On Sun, Mar 12, 2017 at 08:34:27PM -0400, Dan Cross wrote:
Or when the project management consultants ask to see
your requirements
document and you send it to them in troff and they write back, "I can't
open this in Word." Sigh.
One of my pet peeves when I got my first job outside of a university
environment was that I was expected to drop all of the tools I'd been
accustomed to using and start using "the standard", which basically meant
something Microsoft based. Even though I was running FreeBSD on my
workstation, and not Windows NT. It was somewhat maddening; whenever I
tried to use Windows I felt like I was typing in jello because it was so
unfamiliar.
Yep, agreed. I fought the good fight in my company, our commercial
contract is a troff document (complete with troff's version of #ifdef so I
sourced a generic MLA, an Intel specific one, a Cisco specific one, an HP
specific one, an educational one, and something else I'd have to go look).
Invariably the customers would suck the roff output into word and wack
it and send it back. I built up tools to deal with that, I'd export
back to text and then run it through something I call pfmt which
reformats stuff such that each sentence starts on a new line.
That made it very easy to diff and see changes.

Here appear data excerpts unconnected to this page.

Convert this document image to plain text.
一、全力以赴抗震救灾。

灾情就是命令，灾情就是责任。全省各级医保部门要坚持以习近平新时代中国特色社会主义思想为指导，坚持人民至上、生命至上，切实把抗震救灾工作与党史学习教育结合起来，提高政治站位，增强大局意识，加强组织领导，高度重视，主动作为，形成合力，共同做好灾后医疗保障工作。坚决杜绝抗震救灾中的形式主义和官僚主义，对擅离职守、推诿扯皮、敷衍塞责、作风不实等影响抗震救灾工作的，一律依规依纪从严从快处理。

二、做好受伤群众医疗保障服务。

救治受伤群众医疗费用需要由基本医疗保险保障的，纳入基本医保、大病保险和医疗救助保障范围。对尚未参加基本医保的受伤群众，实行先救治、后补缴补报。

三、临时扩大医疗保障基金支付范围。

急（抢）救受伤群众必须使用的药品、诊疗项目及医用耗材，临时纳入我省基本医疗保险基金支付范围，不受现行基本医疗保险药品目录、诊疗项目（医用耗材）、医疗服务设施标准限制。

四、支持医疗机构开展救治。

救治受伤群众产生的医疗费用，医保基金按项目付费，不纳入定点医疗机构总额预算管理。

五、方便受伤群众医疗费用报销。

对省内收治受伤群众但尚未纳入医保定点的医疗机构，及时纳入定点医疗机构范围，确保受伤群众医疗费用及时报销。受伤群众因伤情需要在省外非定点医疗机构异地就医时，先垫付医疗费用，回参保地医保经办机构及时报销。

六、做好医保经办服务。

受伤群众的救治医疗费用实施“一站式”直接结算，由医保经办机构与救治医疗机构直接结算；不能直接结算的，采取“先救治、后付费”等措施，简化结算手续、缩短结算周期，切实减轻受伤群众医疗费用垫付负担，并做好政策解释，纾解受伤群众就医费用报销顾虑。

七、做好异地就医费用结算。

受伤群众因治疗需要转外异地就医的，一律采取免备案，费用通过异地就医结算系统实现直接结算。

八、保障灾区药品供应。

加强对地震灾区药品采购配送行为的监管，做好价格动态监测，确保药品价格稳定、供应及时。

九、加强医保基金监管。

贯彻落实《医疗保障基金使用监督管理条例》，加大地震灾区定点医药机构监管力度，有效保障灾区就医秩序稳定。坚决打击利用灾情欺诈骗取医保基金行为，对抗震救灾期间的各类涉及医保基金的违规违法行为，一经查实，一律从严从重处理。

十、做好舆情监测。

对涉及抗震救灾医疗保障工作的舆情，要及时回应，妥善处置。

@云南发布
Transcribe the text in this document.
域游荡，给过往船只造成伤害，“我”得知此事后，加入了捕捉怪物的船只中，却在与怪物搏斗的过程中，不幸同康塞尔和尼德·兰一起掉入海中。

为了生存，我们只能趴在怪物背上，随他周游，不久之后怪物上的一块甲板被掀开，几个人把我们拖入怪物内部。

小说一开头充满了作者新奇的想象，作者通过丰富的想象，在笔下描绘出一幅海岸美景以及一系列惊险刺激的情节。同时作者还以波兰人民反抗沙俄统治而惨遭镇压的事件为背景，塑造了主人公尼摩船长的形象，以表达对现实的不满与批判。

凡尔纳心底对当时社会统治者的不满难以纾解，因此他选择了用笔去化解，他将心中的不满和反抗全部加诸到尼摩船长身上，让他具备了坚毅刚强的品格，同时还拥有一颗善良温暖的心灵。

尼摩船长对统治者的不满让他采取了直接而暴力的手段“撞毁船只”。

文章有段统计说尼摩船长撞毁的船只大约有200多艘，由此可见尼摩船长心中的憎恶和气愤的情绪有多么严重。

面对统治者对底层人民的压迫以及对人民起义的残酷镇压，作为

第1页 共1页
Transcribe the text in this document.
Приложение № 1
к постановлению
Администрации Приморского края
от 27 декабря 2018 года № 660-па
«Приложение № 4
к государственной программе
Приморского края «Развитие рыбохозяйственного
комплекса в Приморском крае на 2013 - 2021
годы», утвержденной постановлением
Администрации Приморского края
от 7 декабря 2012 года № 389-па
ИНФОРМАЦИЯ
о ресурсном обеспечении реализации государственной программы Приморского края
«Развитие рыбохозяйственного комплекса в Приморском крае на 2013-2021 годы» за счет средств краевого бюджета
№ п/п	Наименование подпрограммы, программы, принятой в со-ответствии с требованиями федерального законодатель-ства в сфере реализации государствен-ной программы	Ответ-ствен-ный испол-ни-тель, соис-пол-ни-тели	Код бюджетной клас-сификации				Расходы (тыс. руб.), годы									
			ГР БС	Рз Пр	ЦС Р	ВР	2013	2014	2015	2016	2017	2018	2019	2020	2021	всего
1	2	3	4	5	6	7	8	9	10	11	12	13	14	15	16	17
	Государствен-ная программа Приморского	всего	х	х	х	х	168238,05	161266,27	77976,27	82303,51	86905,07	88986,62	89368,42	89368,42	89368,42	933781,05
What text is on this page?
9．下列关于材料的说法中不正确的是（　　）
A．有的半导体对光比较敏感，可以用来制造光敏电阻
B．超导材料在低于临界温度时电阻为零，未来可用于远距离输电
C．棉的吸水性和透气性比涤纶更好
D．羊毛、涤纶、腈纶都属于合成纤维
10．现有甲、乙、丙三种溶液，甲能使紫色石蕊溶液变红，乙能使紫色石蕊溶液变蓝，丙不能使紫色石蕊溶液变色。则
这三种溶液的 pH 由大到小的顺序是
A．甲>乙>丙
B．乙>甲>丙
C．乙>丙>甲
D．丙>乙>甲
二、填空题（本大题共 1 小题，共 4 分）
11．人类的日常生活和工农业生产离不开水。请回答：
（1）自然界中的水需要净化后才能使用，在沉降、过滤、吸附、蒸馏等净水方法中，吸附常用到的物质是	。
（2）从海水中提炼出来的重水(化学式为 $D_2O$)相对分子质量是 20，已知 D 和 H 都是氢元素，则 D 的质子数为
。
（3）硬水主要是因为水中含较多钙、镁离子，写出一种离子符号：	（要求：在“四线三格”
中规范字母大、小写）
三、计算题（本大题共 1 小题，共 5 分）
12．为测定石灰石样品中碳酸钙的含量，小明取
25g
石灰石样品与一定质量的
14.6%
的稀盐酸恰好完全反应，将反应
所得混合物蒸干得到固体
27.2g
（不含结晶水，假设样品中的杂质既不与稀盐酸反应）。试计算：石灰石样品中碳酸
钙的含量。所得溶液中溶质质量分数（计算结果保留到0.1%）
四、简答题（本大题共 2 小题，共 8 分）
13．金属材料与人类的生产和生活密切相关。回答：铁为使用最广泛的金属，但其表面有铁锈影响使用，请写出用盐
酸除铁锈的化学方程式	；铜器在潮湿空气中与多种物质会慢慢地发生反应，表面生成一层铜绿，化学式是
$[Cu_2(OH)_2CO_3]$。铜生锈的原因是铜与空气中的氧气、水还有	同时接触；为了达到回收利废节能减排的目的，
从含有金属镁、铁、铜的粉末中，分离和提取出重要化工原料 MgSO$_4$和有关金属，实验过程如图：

This actually caught some really bad behaviour on HP's part (this is
all ancient history so I doubt anyone cares). They sucked it into Word,
turned on track changes, made some minor changes, then turned off track
changes and made some major changes. If I had been trusting Word's
history we would not have noticed the major changes. But I didn't,
I caught them, when they were presented to HP they did the classic
"however did that happen, we have no idea, blah, blah, blah". Pretty
darn sleazy.
--lm
P.S. For those of you who are business guys, yeah, every single customer
we have ever had has been on our paper. Including Intel. We may be the
only small company that can make that claim.